Two of the nation's largest airlines on Tuesday provided updates that suggest the worst of the COVID-19 induced travel slump might be behind us, encouraging signs for an industry feared to be headed for a liquidity crisis if travel demand does not quickly return.
Southwest Airlines (NYSE:LUV) in a regulatory filing said it "has recently experienced a modest improvement in passenger demand, bookings, and trip cancellations, resulting in month-to-date net positive bookings ... where new passenger bookings outpaced trip cancellations."
Net bookings were negative through most of March and April. Southwest said it expects its load factor, roughly a measure of how full its planes are, to be in the range of 25% to 30% for May, an improvement over the previous estimate of 5% to 10%.
Southwest said it "has also recently experienced a modest improvement in passenger demand and bookings in June 2020."
United Airlines Holdings (NASDAQ:UAL) in a separate filing said that while gross bookings were down 95% year over year in April, it is seeing "a reduction in customer cancellation rates and a moderate improvement in demand" for travel.

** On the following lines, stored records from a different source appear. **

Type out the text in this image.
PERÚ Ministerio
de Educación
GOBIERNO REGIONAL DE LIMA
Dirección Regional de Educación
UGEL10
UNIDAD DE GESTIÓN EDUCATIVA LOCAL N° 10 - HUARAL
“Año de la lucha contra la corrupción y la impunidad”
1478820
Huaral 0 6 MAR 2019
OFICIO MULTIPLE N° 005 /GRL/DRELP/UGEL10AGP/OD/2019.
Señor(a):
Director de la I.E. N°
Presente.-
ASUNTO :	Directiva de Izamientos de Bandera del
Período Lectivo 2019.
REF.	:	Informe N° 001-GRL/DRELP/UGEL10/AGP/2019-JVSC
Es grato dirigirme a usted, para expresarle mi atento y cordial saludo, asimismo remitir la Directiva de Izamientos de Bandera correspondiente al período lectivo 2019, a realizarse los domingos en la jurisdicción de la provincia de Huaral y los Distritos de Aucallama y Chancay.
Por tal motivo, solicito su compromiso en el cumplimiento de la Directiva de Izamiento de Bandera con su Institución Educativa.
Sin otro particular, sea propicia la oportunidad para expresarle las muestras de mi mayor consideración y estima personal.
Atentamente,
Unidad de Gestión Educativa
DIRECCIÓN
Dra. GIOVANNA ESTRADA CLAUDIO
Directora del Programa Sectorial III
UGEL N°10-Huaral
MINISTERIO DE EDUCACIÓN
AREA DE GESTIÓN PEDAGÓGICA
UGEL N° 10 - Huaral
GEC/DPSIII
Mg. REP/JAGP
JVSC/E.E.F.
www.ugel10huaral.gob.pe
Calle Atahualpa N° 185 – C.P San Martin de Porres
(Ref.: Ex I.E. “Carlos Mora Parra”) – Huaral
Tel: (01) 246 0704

These numbers do not imply the crisis is over. Southwest still expects operating revenue to be down 80% to 85% in June and United for June has chopped 90% of its June 2019 schedule. It's going to take months, if not longer, for schedules to normalize, and could take three years for traffic to return to pre-pandemic levels.
But they do suggest demand might have bottomed out last month and is slowly starting to recover. Airline shares have lost 50% or more of their value so far this year due to the crisis, and investors remain concerned that if traffic does not return by Fall some of the carriers will run into liquidity issues.
If these trends continue to creep higher, and are experienced throughout the industry, that's one small but positive signal suggesting the industry can make it through the COVID-19 crisis without bankruptcies.